Ibiza may be best known as a party hot spot for all-night clubbing, but its rich history belies its boozy reputation. First settled around 4500 BC, Ibiza (‘Eivissa’ in Catalan) was ruled by Phoenicians, Carthaginians, Romans, Moors and, since 1235, Catalans. The key to its desirability is ses Salinas – the salt flats which have provided seasoning to surrounding countries for three millennia. (Don’t leave without picking up a sachet of Sal de Ibiza, the source of the nickname “the White Island.”)
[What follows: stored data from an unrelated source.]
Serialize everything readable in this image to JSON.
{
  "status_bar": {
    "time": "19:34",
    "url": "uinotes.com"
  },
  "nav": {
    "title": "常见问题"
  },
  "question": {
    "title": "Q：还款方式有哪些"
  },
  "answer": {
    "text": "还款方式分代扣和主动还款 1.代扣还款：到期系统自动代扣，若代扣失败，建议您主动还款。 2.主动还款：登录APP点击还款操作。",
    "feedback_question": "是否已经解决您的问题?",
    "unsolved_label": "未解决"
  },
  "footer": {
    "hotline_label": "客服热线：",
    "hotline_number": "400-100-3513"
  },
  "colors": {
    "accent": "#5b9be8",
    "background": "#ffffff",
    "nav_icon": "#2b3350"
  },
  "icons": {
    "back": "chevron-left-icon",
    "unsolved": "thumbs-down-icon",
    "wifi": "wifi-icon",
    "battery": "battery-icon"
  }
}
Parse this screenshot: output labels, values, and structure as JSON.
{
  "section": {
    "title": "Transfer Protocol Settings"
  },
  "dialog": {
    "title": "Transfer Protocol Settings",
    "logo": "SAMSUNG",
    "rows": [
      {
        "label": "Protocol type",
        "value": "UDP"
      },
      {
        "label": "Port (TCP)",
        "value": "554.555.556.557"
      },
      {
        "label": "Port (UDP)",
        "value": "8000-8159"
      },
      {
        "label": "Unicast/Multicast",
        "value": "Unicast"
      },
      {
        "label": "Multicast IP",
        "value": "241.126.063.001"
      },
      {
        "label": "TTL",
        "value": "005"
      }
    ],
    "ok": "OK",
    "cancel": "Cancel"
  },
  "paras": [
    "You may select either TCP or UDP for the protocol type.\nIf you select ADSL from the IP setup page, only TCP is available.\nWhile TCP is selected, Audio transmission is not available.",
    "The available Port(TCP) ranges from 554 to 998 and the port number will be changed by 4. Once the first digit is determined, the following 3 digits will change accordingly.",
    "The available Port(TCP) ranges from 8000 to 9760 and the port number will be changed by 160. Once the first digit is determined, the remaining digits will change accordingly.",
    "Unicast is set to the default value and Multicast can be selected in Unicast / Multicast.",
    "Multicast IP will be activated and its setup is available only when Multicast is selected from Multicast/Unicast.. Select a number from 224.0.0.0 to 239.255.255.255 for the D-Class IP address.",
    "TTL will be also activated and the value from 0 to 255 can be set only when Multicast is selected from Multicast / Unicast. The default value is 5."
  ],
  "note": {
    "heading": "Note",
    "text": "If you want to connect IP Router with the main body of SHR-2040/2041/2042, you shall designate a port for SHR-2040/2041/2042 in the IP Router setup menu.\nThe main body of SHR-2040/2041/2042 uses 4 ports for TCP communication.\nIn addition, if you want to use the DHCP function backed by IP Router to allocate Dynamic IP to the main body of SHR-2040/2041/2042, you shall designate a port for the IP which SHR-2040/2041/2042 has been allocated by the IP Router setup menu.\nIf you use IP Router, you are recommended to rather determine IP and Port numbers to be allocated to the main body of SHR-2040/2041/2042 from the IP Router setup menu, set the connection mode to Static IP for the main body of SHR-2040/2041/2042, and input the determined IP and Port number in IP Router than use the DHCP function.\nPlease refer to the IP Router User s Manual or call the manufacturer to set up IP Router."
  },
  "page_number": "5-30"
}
But salt isn’t Ibiza’s only gustatory delight. Its hilly, pine-scented interior boasts brick-red soil where citrus, carob, figs, olives, peppers, squash, tomatoes, melons and herbs thrive, and the turquoise sea yields exquisite fish – get up early one day and go to the port to watch the fishermen offload the night’s catch. Dining in Ibiza is relaxed; don’t mistake the leisurely pace of service for indolence, since the concept of ‘turning a table’ has yet to take hold, and wait staff expect you to linger. You can eat wonderfully well in Ibiza Town alone, but to appreciate the diversity of Ibicenco cuisine, hire a car to explore the seaside chiringuitos and country restaurants. A final tip: be sure to say si when offered a chupito de hierbas – a shot of the strangely addictive local liqueur is the perfect way to finish your meal.

La Paloma
Run by two generations of an Italian family, La Paloma is almost unbearably charming. Set in a citrus-fringed corner of the village of Sant Lorenc it is also one of the island’s few vegetarian-friendly spots. The birds and flowers that dance across the walls were hand-painted by local doyenne Orietta, and the food is created with equal love and attention. Lunches are simple affairs: salads bursting with tomatoes, lettuce and herbs from their organic garden; sandwiches on freshly baked focaccia; and crudites served with the sublime hummus. Dinner is simple and robust: steak; risotto; an organic, vegan option that changes daily; fresh fish; and sumptuous desserts.

Es Boldado
One absolute must-see is Es Vedra, a limestone islet just off the southwest coast. Reputedly the third most magnetic place on earth, semi-spooky stories abound featuring underwater lights, hovering aircraft, and converging ley lines. Even skeptics admit there is something otherworldly about Es Vedra’s imposing white flanks and one of the best views is from Es Boldado, above the beach of Cala d’Hort. A no-frills fish restaurant, Es Boldado serves up the fattest mussels I’ve ever eaten, paella, its own-recipe seafood stew, and impeccably fresh fish. The cliff-top perch makes it an ideal place to enjoy a glass of wine and watch the sunset.

El Olivo
Meals at El Olivo have a delightfully playful sense of occasion, thanks to its prime people-watching location in Dalt Vila’s bustling Plaza de Vila—though once you’re seated, you may have a hard time tearing your eyes away from the feast before you. Chef Frederic uses local produce to create unforgettable dishes like fresh-caught skate with capers and butter sauce, rabbit stew with pickled lemons, and a goat’s cheese stuffed fillet of pork. Like many Ibicenco restaurants it is oblivious to vegetarianism: If you don’t eat meat or fish, you’ll have to make do with just bread, salad, and dessert.

Comidas San Juan
It doesn’t take reservations, doesn’t make substitutions, and the staff could care less if you’re surprised to find chunks of sausage in your vegetable stew, but to know Comidas San Juan is to love it. For one thing, it’s ridiculously cheap: a three course meal, with wine, is under €15. For another, everyone is crammed together at communal tables, turning dinner into a polyglot social adventure. Rounding out its rustic charm is the fact the hand-scrawled menu is only in Catalan. Fortunately there is no such thing as a bad dish – even if you don’t know exactly what you’re eating, you’re bound to enjoy it.